Kevin tried to look astonished. "That’s really amazing! Do you know, I was having an argument about those with somebody just the other day." He hoped it didn’t sound as stupid as he felt. "Does the internal phone come out on an ansi or International PIN configuration connector?"

"Kevin, would you believe?—I have absolutely no idea. Neither do I care."

"Could I have a look? It would only take a second."

"Well, sure . . . I guess." Michelle gave him a strange look. "If it’s really that important."

They came around to the front of the house, where the white Buick was parked in the driveway. Kevin stopped and pulled off his sweater. "Wow, it’s hot all of a sudden. Don’t you think it’s hot? Or maybe it’s just me."

Michelle unlocked the doors. "It’s down by the seat there," she said, indicating with a nod.

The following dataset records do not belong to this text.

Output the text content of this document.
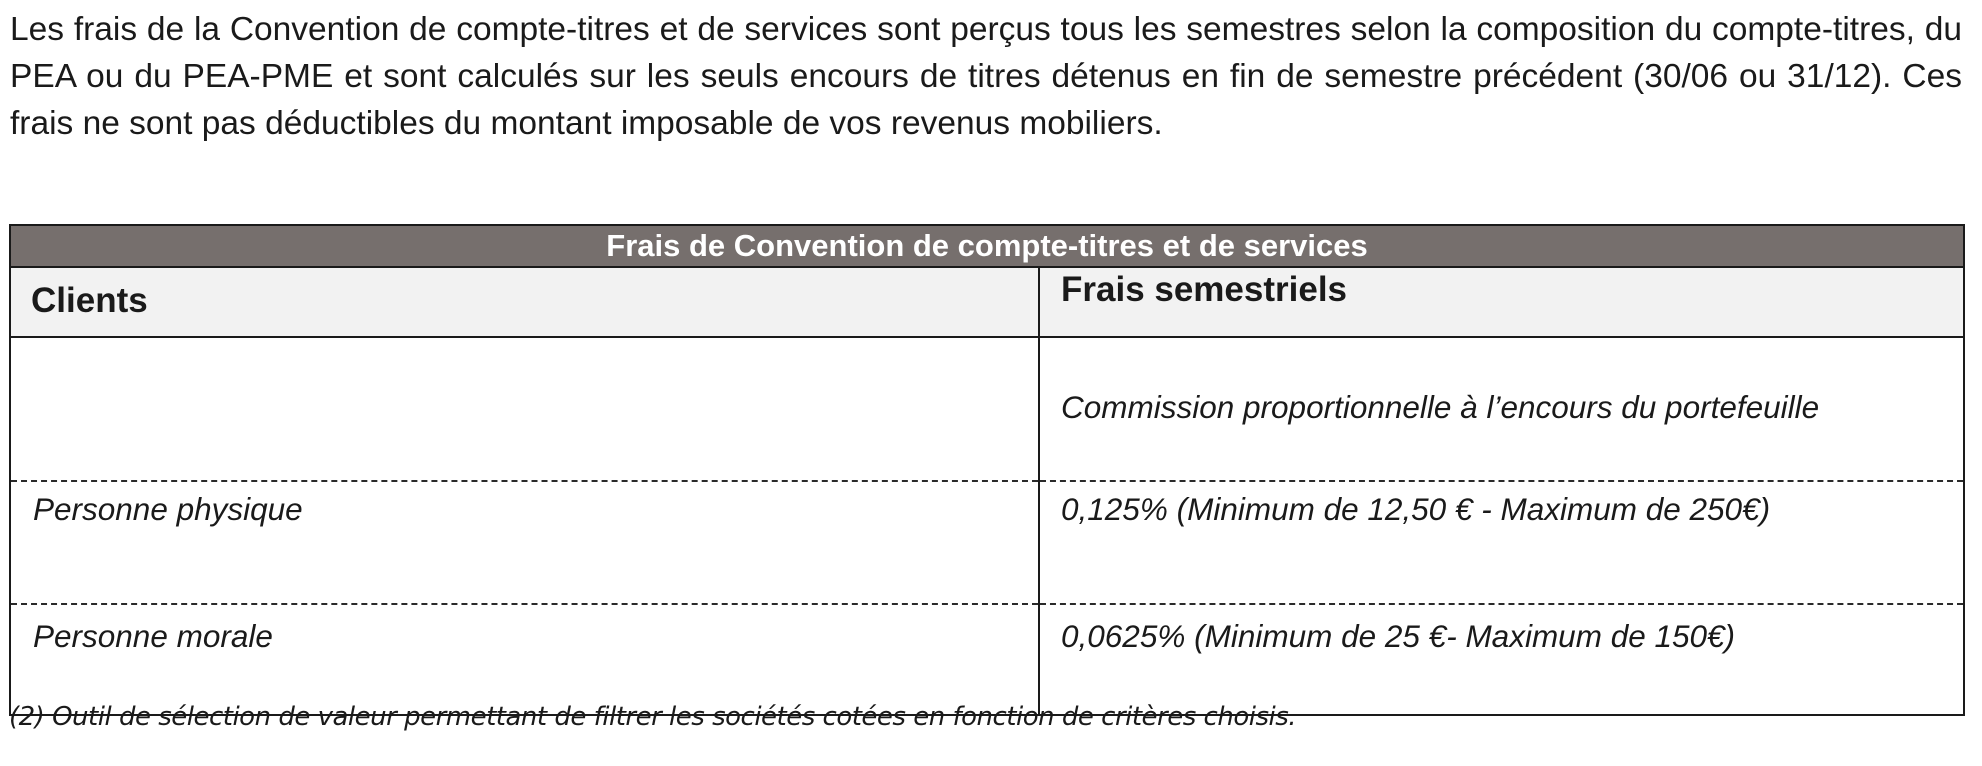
Les frais de la Convention de compte-titres et de services sont perçus tous les semestres selon la composition du compte-titres, du PEA ou du PEA-PME et sont calculés sur les seuls encours de titres détenus en fin de semestre précédent (30/06 ou 31/12). Ces frais ne sont pas déductibles du montant imposable de vos revenus mobiliers.

Frais de Convention de compte-titres et de services	
Clients	Frais semestriels
	Commission proportionnelle à l’encours du portefeuille
Personne physique	0,125% (Minimum de 12,50 € - Maximum de 250€)
Personne morale	0,0625% (Minimum de 25 €- Maximum de 150€)

(2) Outil de sélection de valeur permettant de filtrer les sociétés cotées en fonction de critères choisis.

"Oh, right." Kevin opened the passenger door and lifted out the laptop while Michelle climbed in the far side of the car. "Now let’s see, what have we got?" He unzipped the case, slid the computer partway out, opened the lid for no reason that he could have explained if she’d asked, and made a show of flipping open covers and peering at the connector arrays inside. All the time, his fingers were searching feverishly through the pouches inside the case. He found the plastic pack containing the relay card and slipped it into the folds of the sweater draped in his other hand. "Okay, right, that’s it." He reclosed the case and put it back on the floor in front of the seat. Michelle leaned across to peer out at him.

"Did you find what you wanted?" she inquired in the kind of tone she might have used to ask if he were feeling well.

"Yes, thanks. . . . It’s what I thought." He closed the passenger door, and stooped to wave as the car pulled away, sending Michelle an inane grin before he could stop himself. Taki, you’ll pay for this, he vowed savagely. He waited until the Buick had disappeared from the driveway, then turned and trudged back to the house.